If you want to cheat at online poker, there's two methods --
1) Figure out a key breaker for the pre-game deck sharing step. If you can reverse the hashed deck back into a real deck, you can predict the whole game. You'd probably use a rainbow table here, but I doubt it's really feasible. Plus, not every server carries out this step -- it's only the reputable servers who want to prove they're not cheating against you that do this.
2) Have more than one friendly player at the table. If you're at a table of 4 people, but you control 3 of those people, then the three of you can share information to help each other. This doesn't let you rob the house, but it gives you much better odds of winning a hand than the 4th player (or 2nd real player) has, letting you win their money. Online hosts combat this by randomly assigning players to tables, but in theory, if you wrote a bot that could act as millions of clients, it would have a good chance of meeting up with itself online.

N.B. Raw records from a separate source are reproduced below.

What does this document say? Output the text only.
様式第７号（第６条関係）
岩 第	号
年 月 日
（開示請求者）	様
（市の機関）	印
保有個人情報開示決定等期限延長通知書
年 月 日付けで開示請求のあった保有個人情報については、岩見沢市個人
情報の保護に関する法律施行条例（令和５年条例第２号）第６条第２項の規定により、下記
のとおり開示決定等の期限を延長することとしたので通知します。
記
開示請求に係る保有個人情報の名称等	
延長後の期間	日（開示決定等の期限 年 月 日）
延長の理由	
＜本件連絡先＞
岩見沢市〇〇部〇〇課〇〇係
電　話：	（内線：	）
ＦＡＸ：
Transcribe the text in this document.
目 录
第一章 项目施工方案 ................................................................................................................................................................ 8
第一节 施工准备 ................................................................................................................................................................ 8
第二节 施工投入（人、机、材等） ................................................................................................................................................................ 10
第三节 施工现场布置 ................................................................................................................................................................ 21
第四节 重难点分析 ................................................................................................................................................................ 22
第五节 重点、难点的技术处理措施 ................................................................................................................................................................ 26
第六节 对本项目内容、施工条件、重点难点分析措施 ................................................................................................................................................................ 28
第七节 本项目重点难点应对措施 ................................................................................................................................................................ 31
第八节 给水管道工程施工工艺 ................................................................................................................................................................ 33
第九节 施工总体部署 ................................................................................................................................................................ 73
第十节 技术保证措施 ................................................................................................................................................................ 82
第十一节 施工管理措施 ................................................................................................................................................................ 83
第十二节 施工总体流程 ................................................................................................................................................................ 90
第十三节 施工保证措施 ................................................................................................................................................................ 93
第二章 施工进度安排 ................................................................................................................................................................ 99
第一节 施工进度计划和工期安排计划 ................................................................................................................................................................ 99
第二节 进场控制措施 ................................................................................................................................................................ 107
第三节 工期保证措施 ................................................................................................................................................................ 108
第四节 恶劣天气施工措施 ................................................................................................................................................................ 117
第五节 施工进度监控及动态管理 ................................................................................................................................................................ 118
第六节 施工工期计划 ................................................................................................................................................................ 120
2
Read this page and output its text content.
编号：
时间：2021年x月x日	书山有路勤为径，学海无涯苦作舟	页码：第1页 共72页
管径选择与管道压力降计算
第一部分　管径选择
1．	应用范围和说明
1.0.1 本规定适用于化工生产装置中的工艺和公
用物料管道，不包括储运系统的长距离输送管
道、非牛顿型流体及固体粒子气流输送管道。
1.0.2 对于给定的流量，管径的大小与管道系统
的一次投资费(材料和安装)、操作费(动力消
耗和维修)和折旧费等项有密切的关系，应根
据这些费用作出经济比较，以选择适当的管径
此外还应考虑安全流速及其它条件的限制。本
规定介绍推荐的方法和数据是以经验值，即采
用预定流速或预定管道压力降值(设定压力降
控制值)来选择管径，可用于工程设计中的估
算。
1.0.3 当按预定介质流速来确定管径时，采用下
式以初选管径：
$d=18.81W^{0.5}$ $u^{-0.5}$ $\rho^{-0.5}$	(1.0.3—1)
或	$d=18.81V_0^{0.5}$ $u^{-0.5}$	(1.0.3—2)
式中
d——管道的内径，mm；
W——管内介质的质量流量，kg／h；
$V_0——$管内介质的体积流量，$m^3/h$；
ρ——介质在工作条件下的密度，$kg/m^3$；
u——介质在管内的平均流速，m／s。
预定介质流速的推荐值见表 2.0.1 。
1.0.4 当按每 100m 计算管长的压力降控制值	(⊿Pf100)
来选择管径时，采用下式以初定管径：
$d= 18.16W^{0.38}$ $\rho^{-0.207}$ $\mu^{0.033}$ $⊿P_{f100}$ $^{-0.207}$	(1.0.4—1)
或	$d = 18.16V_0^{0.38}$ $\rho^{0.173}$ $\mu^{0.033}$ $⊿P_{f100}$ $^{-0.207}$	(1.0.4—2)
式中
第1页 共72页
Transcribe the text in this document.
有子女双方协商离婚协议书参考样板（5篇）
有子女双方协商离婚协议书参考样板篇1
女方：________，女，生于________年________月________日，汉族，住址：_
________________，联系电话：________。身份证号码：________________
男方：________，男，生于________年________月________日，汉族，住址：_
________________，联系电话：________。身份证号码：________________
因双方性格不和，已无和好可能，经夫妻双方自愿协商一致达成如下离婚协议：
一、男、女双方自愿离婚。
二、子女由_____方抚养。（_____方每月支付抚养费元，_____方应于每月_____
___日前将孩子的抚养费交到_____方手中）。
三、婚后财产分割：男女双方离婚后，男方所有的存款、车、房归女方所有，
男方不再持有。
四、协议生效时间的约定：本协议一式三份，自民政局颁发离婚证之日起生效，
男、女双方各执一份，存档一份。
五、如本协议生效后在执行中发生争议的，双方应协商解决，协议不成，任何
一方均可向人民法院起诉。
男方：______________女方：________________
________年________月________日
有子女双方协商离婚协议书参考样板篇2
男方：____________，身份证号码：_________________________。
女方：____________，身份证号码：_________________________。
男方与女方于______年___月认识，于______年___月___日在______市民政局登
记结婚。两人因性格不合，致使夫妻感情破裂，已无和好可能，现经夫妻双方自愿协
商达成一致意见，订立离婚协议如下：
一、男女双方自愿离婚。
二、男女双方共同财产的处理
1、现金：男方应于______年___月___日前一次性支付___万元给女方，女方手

[quote name='Tom Sloper' timestamp='1338649227' post='4945591']
This is not a game design question, so I'm moving it out of Game Design. The question is also not about legality, it's about how hacking is prevented. Looking for the right forum to put it in...

You are wrong, it's about implementing betting into games.. that is a game design issue.
[/quote]

What I don't get is why it was moved to General Programming. This has precisely nothing to do with programming. It should definitely go back to Game Design.


Actually, taken in entirety with his other recent topics:
* Cheating in WoW
* Creating cheat-bots and selling them
* Ideas for fixing cheating in combat systems

And his lines in this post:

And they take care of the legal issues so we can add betting to our games.
[/quote]
But this is something I've always been interested in even as a gamer if there's a competition for money in a game it catches my entire attention.[/quote]

I mean, If it's possible to implement betting into games... I don't see why most games don't do it?
It's pretty much free money for you if you count away the legal issues.
[/quote]

They don't have a chance to win any money from us.. so we're always safe from what you're talking about.
[/quote]

Which makes me think the entire point of this thread is not about how to bet real money. Nor is it a way to implement betting into games legally.

This is just another posts in a series about avoiding personal responsibility

I agree that there is no forum for this, looks like two other mods have agreed that it doesn't belong in various places.




Recapping the subject without the meta-discussion:

Original post: Why has nobody has implemented the easy-money gambling scheme yet?
Hodgman's reply: Legal issues, real life jail time penalties
Samoth's reply: Legal issues, impossible to prevent cheaters, jail time
glhf: what if I prevent one form of cheating?
samoth: You cannot prevent all cheating.
Hodgman: There are still untold ways people can cheat. There are good reasons the easy-money scheme doesn't work in real life.
frob: Implementing that get-rich-quick scheme is illegal in most countries. Do it at your own peril.


Let's count this as a successful discussion, shall we?